I did a half marathon. And then I signed up for another one. A redemption half, because I wasn't happy with the outcome of the first one. I'm told this is the way it starts, and suddenly one day, you find yourself running for "the sheer joy" of running, whatever in the world that means. To me, it just sounds like a sick, sick addiction. Always pushing for the next race, a better time, a longer run. And I, in all of my cruelty, have caught Ammon in the same web now. On Saturday, we ran a 5k together, the first time we've done a running event together.
We've been running together at the track about once a week for a month or so now. It's a nice way for us to spend time together and get a workout in. Plus, we get to take Gunner with us, which is extra awesome. However, Ammon has never participated in any of my runs, except to maybe come cheer me on at the finish line. I was so excited that he finally agreed to undertake this with me, but also a little nervous... Ammon is really fast over a sprint, and I figured if he could pace himself appropriately, he could very well beat me across the finish line. The competitor in me really could not stomach the idea of this. Not only that, but I had a goal. I wanted to finish my 5k in under 34 minutes, because according to all of the fancy schmancy pace calculators, that means I should be able to run 13.1 miles in 2:40:00.

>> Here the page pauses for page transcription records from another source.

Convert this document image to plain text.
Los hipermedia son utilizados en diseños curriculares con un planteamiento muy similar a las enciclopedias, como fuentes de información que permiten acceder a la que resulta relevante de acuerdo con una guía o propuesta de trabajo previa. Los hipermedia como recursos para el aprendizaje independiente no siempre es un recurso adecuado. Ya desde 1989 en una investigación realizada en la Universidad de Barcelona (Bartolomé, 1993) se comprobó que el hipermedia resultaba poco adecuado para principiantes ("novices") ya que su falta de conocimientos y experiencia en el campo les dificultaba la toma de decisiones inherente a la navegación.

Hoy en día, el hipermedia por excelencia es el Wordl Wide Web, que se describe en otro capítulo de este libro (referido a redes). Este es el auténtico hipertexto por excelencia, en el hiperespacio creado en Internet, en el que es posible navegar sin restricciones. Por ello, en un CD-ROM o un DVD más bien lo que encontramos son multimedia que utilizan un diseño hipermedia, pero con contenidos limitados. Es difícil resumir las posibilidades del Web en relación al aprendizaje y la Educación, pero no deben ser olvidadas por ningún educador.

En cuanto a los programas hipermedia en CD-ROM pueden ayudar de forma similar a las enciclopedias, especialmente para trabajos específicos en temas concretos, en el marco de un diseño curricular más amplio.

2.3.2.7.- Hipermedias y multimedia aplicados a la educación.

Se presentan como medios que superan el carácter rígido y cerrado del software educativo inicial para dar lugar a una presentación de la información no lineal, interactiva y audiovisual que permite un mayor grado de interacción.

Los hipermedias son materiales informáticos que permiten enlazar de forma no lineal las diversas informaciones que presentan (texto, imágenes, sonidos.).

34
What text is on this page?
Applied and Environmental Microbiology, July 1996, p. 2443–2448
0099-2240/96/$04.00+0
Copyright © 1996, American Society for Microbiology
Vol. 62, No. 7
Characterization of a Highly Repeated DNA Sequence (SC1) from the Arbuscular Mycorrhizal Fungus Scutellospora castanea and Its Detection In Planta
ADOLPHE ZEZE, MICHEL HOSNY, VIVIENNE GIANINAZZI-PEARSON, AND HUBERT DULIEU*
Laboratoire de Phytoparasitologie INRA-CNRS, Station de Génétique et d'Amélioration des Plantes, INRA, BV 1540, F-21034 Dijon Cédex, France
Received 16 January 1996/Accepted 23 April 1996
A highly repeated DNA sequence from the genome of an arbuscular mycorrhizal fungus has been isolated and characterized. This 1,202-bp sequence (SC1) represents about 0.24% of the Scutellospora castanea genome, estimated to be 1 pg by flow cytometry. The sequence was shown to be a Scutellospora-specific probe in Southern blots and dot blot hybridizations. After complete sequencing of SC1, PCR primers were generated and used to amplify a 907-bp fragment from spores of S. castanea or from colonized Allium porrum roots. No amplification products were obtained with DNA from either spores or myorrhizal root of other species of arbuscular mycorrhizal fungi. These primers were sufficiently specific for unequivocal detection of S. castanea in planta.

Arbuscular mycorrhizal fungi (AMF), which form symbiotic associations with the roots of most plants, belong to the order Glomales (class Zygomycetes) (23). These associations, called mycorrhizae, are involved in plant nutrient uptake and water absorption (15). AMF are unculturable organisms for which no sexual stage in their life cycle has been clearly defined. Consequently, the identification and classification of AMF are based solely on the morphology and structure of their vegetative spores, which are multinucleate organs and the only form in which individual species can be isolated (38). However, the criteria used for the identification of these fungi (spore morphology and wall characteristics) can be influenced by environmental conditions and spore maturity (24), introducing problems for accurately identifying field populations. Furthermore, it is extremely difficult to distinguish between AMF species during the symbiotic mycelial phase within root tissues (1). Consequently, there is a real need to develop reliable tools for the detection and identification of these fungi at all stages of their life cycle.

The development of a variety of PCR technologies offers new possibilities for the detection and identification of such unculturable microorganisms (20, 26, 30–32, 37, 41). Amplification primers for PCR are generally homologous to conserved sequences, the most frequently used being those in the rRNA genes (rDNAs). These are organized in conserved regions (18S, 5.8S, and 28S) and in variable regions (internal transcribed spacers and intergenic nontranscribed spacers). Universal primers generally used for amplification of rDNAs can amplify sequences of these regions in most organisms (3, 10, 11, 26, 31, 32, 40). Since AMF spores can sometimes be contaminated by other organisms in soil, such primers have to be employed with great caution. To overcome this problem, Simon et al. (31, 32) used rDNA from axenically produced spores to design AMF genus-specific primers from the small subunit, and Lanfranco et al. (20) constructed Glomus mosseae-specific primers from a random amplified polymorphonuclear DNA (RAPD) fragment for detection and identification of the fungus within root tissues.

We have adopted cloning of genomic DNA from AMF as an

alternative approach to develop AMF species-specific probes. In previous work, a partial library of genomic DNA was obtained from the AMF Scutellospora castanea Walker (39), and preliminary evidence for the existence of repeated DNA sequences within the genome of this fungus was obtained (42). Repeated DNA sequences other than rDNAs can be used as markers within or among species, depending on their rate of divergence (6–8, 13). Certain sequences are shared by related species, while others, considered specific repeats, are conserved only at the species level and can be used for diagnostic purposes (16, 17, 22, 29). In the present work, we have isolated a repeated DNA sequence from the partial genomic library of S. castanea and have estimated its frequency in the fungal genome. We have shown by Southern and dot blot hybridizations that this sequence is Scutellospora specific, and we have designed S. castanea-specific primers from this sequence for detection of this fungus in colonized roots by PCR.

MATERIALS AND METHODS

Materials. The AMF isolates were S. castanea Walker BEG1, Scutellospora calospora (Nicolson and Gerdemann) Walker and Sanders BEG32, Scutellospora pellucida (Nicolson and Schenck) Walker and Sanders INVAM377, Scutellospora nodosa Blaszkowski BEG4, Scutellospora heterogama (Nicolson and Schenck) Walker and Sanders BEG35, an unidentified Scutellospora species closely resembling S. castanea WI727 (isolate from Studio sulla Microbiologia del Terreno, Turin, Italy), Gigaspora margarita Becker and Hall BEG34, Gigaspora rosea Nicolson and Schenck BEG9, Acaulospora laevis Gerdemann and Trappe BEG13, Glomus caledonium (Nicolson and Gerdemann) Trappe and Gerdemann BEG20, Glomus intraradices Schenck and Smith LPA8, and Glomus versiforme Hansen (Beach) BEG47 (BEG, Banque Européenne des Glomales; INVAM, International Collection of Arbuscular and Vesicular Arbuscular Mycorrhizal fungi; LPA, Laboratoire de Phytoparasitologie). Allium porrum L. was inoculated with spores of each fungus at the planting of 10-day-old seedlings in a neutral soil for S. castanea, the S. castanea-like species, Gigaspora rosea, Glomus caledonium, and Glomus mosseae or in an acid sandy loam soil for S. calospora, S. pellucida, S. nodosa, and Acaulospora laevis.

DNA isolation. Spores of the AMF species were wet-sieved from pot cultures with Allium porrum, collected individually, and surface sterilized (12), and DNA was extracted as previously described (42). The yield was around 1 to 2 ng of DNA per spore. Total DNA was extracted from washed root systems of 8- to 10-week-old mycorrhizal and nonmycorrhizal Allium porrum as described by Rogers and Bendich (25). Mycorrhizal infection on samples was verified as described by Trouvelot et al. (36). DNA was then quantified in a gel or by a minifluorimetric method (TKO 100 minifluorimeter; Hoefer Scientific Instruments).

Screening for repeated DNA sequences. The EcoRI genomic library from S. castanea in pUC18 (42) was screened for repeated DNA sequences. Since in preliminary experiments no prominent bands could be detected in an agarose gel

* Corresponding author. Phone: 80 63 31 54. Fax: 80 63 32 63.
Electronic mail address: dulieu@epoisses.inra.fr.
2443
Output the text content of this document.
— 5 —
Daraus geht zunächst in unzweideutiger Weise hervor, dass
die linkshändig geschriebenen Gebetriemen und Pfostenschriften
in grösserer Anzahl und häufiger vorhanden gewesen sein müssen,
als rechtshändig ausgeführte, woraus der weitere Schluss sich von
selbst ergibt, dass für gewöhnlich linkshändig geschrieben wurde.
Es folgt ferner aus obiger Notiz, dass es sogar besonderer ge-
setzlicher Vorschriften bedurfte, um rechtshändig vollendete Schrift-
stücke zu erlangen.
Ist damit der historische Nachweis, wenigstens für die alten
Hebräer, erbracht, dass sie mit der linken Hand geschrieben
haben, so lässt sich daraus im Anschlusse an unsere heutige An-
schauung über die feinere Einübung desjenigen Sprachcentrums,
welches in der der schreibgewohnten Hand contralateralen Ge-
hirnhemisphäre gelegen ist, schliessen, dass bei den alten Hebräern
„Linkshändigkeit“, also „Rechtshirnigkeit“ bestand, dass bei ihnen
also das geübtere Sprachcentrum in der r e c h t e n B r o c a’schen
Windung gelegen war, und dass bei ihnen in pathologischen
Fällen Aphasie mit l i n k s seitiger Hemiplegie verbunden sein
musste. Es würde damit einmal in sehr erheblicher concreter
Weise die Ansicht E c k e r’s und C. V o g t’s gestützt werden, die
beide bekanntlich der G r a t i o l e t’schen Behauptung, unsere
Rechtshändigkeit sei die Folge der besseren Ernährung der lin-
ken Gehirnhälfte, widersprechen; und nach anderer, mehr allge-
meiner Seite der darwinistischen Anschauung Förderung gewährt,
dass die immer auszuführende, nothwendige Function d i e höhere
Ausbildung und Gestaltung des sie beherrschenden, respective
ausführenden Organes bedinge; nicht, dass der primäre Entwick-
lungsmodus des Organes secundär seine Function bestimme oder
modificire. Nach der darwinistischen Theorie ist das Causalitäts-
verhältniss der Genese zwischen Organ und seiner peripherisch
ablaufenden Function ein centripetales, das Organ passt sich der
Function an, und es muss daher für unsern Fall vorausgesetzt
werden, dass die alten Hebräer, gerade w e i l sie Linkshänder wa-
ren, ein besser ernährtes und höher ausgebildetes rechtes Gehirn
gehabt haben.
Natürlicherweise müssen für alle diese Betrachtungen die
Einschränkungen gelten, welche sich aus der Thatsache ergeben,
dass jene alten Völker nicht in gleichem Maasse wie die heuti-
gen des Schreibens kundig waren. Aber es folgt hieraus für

One thing I really liked about this 5k was that they attempted to line people up based on mile paces, so that there wasn't an intense log jam at the start. It never, ever, ever works, but I appreciated their efforts. We lined up at the back of the 9-10 minute mile pace section... a little faster than my goal time. I did that, because on Friday, Gunner and I had our fastest run ever, 2.07 miles in 20 minutes. I felt like it was absolutely possible that I could run close to a 10 minute mile over 3.1 miles after that. So we lined up and took off. Ammon stayed with me for the first half mile or so, before I ended up alone and in front of him. I didn't see him again for the rest of the run. It was okay though; the run was crowded, and I spent a good part of it making sure I wasn't run over, or running anyone else over. For as many people as were participating, the course was very narrow, which was tricky.
I was thrilled when I got to the 3 mile mark and realized that I was not only going to beat my goal, but I was going to hit a 5k PR... my
previous PR was 32:32 at the Colorado Marathon. On Saturday, I stopped the clock at 32:17! Given my much more laid back approach to training and running these days, I was pretty proud to have beaten my previous time.
The words "fastest 5k" might be my absolute favorite right now. Awesome.
Even more awesome? When I plug that time into a pace calculator, and it tells me that I am projected to run my half in 2:29:28. Holy cow, that seems incredibly fast right now. It also tells me what my ideal training paces should be. They're pretty close to my current paces, but I could certainly work towards improving them.
Ammon came across the finish line a little less than thrilled with his time. He's now on a mission to beat it when he runs his next 5k on November 23, the same day I run my next half marathon. We're both going to crush our previous times. We're both going to feel like rockstars. We're both going to smell absolutely disgusting. It's going to be epic.